Update: Hotchin settles with Perpetual before appeal to draw into FMA case
(Updates with settlement, Gedye's argument throughout, corrects QC reference)
By Suze Metherell
March 26 (BusinessDesk) - Mark Hotchin, principal of failed finance company Hanover, has reached a confidential
settlement with one of Hanover's trustees, Perpetual Trust, leaving only Guardian Trust Co as a party to his Supreme
Court bid to have the trustees included in the Financial Markets Authority’s civil case against the former lender’s
directors and promoters.
In mid-2013, the High Court in Auckland’s Justice Helen Winkelmann agreed with New Zealand Guardian Trust Co and
Perpetual Trust to strike out a claim by Hotchin that would have drawn the trustees into the FMA’s civil case, which
seeks compensation for investors who lost money in the 2008 Hanover collapse. Appearing in the Supreme Court before
Chief Justice Sian Elias, Justice William Young, Justice Terence Arnold, Justice Susan Glazebrook and Justice Mark
O'Regan, Hotchin's lawyer Nathan Gedye QC said the case against Perpetual had been abandoned as Hotchin and Perpetual
have reached a settlement agreement.
David Cooper is appearing for the NZ Guardian Trust.
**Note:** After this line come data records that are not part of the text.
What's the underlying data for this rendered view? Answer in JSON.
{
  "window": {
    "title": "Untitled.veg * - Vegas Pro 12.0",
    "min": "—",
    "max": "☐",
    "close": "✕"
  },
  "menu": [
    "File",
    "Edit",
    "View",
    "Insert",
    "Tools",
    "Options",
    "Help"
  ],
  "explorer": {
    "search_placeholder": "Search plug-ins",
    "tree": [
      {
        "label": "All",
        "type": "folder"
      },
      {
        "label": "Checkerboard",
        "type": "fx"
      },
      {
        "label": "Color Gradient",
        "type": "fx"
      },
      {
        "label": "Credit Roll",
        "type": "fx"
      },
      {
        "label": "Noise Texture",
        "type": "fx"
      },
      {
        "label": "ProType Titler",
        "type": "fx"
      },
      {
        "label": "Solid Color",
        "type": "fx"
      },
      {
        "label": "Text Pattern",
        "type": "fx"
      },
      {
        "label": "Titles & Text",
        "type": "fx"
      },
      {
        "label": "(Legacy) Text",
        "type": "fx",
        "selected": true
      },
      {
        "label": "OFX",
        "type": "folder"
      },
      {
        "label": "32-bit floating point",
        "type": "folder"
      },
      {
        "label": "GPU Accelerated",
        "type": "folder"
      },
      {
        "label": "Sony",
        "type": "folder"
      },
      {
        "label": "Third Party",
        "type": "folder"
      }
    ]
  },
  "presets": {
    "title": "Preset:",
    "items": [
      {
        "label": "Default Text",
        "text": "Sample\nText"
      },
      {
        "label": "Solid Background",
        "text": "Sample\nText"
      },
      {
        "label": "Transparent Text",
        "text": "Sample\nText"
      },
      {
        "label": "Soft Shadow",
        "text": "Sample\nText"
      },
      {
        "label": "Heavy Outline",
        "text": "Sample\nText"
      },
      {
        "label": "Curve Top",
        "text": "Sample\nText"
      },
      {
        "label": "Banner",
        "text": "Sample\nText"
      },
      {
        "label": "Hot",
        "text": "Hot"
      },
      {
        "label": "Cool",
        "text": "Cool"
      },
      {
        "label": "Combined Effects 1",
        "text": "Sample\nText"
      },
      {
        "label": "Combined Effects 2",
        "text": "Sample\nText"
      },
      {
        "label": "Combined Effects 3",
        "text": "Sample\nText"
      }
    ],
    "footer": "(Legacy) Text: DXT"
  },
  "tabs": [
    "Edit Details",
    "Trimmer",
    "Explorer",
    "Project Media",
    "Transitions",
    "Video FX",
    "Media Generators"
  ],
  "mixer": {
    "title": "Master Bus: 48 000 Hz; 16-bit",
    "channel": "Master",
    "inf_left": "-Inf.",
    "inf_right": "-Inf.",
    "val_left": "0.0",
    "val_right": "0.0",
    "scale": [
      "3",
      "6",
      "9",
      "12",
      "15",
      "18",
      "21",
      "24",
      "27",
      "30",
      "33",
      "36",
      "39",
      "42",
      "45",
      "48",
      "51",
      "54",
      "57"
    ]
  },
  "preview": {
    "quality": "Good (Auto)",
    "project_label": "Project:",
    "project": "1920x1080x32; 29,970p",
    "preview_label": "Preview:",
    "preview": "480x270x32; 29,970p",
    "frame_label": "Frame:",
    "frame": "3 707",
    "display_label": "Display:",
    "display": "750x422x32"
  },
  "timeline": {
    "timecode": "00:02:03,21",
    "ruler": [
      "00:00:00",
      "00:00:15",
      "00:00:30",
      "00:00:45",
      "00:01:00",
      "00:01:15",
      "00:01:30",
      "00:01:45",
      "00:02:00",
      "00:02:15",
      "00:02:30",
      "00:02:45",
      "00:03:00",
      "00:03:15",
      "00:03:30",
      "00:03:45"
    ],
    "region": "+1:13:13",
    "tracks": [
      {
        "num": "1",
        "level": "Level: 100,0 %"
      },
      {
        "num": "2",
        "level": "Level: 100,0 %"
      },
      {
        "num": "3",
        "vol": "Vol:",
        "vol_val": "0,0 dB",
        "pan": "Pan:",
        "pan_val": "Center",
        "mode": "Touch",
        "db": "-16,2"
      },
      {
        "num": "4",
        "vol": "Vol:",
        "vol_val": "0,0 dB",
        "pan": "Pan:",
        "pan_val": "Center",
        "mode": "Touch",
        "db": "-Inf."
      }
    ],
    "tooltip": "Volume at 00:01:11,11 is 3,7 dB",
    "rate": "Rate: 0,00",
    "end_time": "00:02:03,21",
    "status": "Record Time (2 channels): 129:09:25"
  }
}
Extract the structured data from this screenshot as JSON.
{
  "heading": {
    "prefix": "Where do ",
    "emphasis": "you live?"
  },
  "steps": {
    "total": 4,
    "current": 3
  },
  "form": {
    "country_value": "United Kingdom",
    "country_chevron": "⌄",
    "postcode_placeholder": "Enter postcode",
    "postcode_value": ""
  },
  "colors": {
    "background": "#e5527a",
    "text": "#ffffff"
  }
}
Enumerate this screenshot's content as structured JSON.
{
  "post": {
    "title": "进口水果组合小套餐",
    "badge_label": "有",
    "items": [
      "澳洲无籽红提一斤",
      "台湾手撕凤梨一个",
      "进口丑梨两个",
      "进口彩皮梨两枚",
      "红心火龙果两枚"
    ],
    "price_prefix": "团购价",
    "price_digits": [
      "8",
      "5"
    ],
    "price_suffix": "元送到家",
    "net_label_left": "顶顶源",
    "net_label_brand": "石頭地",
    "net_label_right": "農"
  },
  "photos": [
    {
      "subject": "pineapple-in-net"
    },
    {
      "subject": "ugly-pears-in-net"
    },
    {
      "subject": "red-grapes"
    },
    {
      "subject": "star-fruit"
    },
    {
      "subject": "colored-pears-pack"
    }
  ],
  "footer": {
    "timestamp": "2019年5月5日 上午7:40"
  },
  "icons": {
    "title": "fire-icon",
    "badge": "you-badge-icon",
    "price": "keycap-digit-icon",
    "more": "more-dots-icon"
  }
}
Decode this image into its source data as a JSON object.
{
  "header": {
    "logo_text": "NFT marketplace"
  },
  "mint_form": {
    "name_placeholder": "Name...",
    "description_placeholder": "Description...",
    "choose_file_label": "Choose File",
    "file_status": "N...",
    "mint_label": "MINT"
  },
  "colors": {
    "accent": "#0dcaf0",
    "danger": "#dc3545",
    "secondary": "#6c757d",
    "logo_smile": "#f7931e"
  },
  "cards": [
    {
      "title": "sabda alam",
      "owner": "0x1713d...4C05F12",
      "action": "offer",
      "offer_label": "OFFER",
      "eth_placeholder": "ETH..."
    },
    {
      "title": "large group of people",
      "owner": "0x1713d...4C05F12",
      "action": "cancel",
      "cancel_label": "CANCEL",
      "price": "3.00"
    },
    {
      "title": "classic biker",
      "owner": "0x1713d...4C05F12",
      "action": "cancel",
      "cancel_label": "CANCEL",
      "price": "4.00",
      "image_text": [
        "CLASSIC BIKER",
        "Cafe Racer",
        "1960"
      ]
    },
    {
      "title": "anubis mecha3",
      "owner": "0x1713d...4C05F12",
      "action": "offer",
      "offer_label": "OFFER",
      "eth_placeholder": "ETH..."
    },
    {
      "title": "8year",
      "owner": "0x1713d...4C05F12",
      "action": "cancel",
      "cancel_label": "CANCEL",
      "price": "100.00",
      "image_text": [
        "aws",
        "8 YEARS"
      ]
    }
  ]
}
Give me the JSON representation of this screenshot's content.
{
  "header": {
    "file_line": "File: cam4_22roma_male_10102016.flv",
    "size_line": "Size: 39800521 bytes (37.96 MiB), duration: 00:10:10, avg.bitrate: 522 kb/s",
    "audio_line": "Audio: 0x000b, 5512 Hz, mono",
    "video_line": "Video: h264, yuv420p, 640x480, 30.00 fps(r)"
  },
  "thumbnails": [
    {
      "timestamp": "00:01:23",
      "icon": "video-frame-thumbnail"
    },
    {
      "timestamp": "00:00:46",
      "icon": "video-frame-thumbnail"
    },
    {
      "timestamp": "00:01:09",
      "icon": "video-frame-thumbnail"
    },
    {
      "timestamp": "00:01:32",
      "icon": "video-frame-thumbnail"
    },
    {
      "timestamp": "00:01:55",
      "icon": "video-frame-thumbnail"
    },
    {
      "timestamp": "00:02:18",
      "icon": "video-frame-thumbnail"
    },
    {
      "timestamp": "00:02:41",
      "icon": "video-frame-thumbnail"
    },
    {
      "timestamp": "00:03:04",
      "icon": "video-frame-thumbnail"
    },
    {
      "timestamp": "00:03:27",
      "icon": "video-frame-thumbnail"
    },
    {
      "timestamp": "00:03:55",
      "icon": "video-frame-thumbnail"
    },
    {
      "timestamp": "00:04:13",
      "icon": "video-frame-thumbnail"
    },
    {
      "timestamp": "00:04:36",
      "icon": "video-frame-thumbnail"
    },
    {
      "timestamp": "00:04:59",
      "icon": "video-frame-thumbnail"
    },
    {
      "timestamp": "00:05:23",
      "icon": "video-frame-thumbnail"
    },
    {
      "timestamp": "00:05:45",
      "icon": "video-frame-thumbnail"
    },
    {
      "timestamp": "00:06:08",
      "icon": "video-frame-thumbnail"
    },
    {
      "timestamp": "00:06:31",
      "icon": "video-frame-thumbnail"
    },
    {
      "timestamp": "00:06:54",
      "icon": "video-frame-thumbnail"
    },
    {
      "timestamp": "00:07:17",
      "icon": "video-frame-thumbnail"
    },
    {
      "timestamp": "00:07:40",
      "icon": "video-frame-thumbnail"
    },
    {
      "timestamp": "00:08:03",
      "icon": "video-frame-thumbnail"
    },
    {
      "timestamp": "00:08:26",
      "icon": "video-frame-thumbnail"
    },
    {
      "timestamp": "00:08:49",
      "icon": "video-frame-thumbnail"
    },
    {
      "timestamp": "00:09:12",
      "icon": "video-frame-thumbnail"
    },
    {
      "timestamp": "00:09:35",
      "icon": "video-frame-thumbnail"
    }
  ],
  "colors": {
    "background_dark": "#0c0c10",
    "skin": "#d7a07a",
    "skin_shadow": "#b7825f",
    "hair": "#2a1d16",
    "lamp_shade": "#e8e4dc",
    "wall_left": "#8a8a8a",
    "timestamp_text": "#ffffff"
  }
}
The appeal will cover “whether the Court of Appeal was correct to uphold the striking out of Mr Hotchin's third party
claims against the respondents.”
Gedye argued the facts concerning the Hanover directors and the trustees are “intertwined” and should appear together at
the trial because of the information flows between the two, which he said had been accepted by the FMA. The trustees and
directors are linked by the harm caused to Hanover investors, regardless of the different actions on each side that may
have led to the harm, he said.
"It offends justice that the trustees are not required to contribute," Gedye said, calling the previous decision a
"repugnance of justice".
The FMA is pursuing the former Hanover directors and promoters in a civil suit over the period between December 2007 and
July 2008 when $35 million was deposited with the failed lender. In April, the Serious Fraud Office closed its
investigation into Hanover after deciding not to seek a prosecution, though it will provide information and evidence to
assist the FMA’s claim.
Hanover Finance froze $554 million of funds for its 17,000 investors in July 2008 after running into financial
difficulties, before convincing them to accept a disastrous deal where their debt was swapped for equity in Allied
Farmers the following year.
The appeal continues in the Supreme Court.